BUN Biblioteca Universitaria di Napoli

Collezioni umanistiche

Particolare segnalazione merita la ricchezza e la varietà delle collezioni di quest'area, caratterizzate sia da un notevole valore storico-culturale, sia da un rilevante interesse bibliografico (numerose le cinquecentine, le aldine e le bodoniane, oltre a pregevoli incunaboli). 

Si segnalano:

Manoscritti
Fondo  costituito, in prevalenza, da materiali provenienti dai monasteri soppressi (S. Domenico Maggiore) e da donazioni di docenti dell'ateneo napoletano. Il più antico risulta un calendario astronomico  del sec. XV, rotolo membranaceo di circa 2.000 mm. di lunghezza (Kristeller, Iter Italicum, I, p. 438); notevoli anche la raccolta delle Imprese ovvero Stemme delle famiglie italiane di Gaetano Montefuscoli (sec. XVIII/XIX), sei tomi di cui uno di indici, con disegni acquerellati; un inedito trattato secentesco di Giuseppe Pulcarelli intitolato De feudis et constitutionibus.
D'indubbia rilevanza i carteggi di Modestino del Gaizo, Vittorio Imbriani e Luigi La Vista.

Incunaboli
Raccolta  formata da 462 unità bibliografiche di varia provenienza, tra le quali, particolarmente degne di nota: il Lattanzio Sublacense del 1465; ben 16 impressioni dei prototipografi Sweynheym e Pannartz (il Plinio del 1470 con glosse del cardinale Seripando); l'Esopo napoletano edito da Francesco del Tuppo nel 1485; il Valturio Veronese del 1483; l'edizizione fiorentina del 1481 della Commedia con incisioni attribuite al Botticelli; la prima edizione, in greco, di Omero (Firenze 1488); e un esemplare membranaceo miniato del Libro d'ore parigino della fine del XV secolo.

Cinquecentine
Circa 4000, quasi tutte di gran pregio e ben conservate. Da segnalare,in particolare, la ricca collezione di aldine (oltre 200, tra cui la prima edizione in greco di Aristotile del 1495-1499 e la Hypnerotomachia Poliphili).
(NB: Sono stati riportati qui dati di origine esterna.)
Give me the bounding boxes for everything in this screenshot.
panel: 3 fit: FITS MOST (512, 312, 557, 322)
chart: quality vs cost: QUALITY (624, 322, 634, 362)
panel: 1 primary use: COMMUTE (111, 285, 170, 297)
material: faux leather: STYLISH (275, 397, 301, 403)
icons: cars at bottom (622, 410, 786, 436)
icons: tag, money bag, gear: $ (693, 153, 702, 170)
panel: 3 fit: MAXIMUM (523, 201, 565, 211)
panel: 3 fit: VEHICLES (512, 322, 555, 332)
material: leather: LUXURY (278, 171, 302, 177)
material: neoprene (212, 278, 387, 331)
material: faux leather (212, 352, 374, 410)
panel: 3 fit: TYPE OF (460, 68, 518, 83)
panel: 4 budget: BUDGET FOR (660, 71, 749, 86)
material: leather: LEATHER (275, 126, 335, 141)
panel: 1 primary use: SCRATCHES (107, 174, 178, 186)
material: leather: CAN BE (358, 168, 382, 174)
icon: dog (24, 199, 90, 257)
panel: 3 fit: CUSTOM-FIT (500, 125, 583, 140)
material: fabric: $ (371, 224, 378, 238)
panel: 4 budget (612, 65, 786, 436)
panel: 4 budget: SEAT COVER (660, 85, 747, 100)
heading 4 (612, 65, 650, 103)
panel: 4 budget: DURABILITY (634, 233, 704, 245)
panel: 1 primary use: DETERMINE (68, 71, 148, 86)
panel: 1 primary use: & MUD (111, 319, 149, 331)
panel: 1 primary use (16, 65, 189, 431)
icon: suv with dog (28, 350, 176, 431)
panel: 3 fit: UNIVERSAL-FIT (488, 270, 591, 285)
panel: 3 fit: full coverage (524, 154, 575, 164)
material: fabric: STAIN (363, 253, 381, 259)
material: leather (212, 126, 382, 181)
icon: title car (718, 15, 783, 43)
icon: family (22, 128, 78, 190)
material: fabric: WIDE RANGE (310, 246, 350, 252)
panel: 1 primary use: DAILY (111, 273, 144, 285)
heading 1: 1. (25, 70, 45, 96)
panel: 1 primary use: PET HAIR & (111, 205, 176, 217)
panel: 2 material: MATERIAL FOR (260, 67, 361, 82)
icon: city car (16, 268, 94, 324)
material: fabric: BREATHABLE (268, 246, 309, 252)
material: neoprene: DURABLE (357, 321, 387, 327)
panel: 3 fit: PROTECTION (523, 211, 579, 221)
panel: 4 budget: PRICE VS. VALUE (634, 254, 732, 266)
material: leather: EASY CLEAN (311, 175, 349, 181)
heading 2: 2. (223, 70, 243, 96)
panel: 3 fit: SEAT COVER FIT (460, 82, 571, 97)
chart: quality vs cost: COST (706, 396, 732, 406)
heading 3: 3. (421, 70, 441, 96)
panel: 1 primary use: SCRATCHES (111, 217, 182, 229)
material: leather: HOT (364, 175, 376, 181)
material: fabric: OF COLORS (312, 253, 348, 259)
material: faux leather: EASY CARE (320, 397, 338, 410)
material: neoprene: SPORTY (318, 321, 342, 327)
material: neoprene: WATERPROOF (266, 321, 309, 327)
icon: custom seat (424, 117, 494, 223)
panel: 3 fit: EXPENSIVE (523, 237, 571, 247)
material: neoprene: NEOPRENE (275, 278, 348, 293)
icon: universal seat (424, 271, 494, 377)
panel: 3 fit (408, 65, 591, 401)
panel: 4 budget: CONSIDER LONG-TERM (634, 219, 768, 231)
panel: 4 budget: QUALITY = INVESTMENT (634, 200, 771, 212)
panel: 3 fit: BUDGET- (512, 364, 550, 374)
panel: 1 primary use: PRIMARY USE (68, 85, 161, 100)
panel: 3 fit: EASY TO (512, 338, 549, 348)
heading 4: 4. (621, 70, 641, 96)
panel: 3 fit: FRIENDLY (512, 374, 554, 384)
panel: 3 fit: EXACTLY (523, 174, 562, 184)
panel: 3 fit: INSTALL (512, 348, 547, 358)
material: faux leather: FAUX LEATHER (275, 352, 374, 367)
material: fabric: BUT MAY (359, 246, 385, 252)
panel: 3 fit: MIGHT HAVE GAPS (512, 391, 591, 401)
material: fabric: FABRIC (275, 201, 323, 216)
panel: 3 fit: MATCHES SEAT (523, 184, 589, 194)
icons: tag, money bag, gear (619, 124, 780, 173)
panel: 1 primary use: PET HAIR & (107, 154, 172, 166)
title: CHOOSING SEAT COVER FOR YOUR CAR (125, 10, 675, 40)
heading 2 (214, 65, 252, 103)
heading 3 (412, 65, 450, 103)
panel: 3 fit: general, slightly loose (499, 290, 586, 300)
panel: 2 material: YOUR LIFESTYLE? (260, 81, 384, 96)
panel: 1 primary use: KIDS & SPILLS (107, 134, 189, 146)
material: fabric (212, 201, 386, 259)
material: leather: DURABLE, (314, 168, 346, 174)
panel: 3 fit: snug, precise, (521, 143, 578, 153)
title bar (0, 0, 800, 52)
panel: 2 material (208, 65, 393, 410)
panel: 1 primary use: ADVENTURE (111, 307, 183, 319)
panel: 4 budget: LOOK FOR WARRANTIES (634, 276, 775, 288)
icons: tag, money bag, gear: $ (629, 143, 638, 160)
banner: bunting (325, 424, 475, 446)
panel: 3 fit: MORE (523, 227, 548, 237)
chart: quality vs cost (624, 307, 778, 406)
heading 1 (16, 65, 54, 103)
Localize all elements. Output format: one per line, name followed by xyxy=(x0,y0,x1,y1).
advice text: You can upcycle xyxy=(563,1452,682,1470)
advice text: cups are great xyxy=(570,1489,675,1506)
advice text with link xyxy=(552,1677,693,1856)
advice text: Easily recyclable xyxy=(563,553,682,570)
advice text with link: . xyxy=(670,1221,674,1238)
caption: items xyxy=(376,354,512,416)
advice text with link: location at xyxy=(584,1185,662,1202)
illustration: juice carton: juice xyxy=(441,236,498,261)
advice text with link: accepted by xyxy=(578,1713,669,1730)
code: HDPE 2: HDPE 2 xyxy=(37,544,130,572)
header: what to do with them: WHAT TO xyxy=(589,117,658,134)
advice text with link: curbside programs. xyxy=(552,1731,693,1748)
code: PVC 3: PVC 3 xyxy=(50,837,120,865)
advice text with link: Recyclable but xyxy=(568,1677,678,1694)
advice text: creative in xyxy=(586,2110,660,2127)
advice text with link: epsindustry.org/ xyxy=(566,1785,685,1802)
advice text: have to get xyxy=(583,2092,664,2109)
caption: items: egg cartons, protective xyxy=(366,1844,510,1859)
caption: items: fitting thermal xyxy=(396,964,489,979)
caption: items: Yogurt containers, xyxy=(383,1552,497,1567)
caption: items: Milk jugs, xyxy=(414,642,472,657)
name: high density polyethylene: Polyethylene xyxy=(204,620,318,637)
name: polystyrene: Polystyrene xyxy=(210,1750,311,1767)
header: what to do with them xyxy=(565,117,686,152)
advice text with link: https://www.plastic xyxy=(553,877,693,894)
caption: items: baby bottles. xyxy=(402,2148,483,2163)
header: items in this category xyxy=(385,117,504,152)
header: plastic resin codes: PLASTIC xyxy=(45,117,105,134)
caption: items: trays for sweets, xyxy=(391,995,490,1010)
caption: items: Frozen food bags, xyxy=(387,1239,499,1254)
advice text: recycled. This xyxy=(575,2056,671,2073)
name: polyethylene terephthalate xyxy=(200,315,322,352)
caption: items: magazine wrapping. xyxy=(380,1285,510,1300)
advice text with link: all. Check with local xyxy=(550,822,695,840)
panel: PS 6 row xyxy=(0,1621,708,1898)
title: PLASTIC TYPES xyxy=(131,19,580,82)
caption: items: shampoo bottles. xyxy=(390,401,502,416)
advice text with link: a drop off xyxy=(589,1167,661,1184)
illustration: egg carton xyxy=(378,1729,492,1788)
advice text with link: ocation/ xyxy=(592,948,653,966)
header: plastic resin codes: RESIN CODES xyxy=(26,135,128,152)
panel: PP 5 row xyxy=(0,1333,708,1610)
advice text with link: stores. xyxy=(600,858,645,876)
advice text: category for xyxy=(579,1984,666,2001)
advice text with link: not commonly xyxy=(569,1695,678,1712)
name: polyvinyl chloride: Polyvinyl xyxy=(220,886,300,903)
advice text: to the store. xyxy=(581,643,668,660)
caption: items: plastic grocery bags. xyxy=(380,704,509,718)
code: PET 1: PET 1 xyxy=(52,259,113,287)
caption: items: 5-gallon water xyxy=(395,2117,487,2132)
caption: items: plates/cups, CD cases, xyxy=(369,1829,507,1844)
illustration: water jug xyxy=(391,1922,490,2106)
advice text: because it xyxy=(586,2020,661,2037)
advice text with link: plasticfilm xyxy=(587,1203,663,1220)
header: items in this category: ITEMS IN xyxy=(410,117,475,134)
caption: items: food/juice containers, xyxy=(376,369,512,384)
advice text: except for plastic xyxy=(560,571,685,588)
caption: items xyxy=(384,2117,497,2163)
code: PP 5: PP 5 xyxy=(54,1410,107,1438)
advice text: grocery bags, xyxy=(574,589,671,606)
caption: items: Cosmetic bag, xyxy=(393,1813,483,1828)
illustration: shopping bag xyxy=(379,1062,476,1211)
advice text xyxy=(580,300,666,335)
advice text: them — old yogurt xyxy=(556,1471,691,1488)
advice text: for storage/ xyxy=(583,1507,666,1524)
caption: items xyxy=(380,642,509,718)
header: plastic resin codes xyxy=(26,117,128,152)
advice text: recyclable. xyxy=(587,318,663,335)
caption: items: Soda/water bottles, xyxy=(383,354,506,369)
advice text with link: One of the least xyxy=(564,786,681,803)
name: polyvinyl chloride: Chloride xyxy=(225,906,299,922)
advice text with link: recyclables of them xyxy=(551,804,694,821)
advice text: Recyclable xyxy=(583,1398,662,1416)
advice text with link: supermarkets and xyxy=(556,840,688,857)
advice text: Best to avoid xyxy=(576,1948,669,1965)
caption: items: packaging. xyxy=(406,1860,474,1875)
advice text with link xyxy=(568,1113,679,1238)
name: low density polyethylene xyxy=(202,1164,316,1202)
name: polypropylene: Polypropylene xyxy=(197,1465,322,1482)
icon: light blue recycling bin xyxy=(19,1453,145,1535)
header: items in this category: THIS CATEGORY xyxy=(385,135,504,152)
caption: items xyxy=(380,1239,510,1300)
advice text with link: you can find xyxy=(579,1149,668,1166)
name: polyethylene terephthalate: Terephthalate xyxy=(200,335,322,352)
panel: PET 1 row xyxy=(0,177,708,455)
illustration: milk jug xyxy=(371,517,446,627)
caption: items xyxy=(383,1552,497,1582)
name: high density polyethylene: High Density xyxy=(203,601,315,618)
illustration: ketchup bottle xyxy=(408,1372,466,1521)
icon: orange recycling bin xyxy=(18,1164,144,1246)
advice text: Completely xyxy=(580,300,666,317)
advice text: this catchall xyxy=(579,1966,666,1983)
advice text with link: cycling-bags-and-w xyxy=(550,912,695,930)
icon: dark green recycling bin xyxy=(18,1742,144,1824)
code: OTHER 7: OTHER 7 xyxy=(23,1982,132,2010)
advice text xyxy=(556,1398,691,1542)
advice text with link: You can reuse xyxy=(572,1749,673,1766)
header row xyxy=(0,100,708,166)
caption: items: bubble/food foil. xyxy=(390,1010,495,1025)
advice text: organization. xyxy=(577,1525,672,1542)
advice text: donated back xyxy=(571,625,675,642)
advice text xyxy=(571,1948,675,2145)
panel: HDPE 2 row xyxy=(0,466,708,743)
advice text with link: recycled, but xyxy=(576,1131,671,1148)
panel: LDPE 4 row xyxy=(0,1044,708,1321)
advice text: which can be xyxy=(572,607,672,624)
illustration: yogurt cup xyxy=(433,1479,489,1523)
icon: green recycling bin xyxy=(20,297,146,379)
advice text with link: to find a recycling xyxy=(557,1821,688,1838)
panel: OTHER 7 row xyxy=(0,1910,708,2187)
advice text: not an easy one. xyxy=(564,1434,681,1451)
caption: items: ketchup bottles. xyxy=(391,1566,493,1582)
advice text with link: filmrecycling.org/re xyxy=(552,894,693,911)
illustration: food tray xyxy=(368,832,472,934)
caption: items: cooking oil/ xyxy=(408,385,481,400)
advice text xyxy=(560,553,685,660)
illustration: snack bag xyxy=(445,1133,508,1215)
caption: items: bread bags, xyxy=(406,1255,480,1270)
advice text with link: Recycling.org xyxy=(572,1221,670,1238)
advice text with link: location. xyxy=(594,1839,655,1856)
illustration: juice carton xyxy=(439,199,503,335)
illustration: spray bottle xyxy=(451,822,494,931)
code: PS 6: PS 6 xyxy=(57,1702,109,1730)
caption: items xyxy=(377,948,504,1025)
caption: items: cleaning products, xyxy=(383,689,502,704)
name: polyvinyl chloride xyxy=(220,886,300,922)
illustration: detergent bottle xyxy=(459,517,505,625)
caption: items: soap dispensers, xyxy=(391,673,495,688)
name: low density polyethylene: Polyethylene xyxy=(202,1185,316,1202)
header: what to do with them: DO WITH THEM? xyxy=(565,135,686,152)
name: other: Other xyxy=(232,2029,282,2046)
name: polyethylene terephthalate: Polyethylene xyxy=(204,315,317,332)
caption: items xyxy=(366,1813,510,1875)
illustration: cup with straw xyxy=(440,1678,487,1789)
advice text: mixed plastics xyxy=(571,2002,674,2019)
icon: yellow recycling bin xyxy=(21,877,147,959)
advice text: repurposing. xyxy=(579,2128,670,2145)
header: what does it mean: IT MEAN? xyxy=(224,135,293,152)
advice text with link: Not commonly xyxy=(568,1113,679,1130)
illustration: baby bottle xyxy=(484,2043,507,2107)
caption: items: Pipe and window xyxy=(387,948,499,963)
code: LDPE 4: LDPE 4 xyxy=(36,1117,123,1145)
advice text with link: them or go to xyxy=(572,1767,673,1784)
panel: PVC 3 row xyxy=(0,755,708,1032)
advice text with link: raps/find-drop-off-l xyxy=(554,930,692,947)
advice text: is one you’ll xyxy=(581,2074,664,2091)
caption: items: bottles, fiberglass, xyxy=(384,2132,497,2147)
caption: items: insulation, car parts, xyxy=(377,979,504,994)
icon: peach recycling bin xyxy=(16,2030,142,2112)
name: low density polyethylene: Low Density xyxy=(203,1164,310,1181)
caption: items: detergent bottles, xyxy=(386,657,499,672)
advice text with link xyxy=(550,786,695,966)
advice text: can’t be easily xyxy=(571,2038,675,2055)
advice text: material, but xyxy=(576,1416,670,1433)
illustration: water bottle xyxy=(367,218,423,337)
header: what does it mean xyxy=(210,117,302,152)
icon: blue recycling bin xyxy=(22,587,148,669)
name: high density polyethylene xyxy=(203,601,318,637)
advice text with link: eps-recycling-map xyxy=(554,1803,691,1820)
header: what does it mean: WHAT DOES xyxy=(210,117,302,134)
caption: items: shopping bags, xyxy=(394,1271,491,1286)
Una mostra bibliografica e un catalogo a stampa sono state dedicate alle cinquecentine napoletane.

Bodoniane
Raccolta di circa 300 edizioni, di cui particolarmente pregevoli: una rarissima copia miniata degli Scherzi poetici e pittorici del De Rossi (1794); un esemplare in carta celestina della Faoniade di Vincenzo Imperiali, non registrata in alcun repertorio; gli Epithalamia (1775); Gli amori pastorali di Dafne e Cloe di Longo sofista (1786); l'Aminta tassiana (1789); l'Orazio (1791); l'Iliade (1808); una raccolta di Omelie e Lettere pastorali di Adeodato Turchi (1788-1802) ed altre tirature poco conosciute.
Della collezione esiste il catalogo a stampa, pubblicato nel 1978.

Collezione dantesca
Collezione in continuo aggiornamento, il cui nucleo originario è costituito dalla cospicua raccolta di circa 470 opere legate, nel 1872, dal marchese Alfonso Della Valle di Casanova, ricche di antiche e pregevolissime stampe, da quella napoletana del 1477 alla prima edizione curata dagli Accademici della Crusca nel 1595, a quella pubblicata dallo Zatta a Venezia (1757-1758).
Il nucleo s'integra con la sezione dantesca del fondo Imbriani, rappresentata soprattutto dalle opere minori e dagli studi critici.
Della collezione è stato pubblicato un catalogo a stampa dalla Olschki di Firenze (1959).

Legato Imbriani
Il fondo è costituito da 5108 opere e circa 1190 opuscoli di prevalente interesse letterario ( filologia, archeologia, storia, linguistica, demopsicologia, critica dantesca).
Tra le edizioni glossate e postillate da Imbriani si segnalano Lo Tasso napoletano di G. Fasano ( Napoli, Raillard, 1689) e il Decamerone ( Firenze, Passigli, 1843).
Notevole anche la raccolta di stampe popolari, la cui bibliografia è stata pubblicata (1986).

Legato Viti
La raccolta è formata da 4760 opere e circa 2000 opuscoli8, tra cui pregevoli opere letterarie, numerose cinquecentine e soprattutto la collezione di edizioni della Crusca.
Particolarmente rari l`edizione giuntina 1532 delle Istorie fiorentine di Machiavelli e il rifacimento dell` Orlando Innamorato del Boiardo, stampato a Venezia da Lucantonio Giunti nel 1545.

Legato De Pilla
E` costituito da 2350 opere e 300 opuscoli, tra cui pregevoli opere giuridiche e letterarie, numerose cinquecentine e aldine.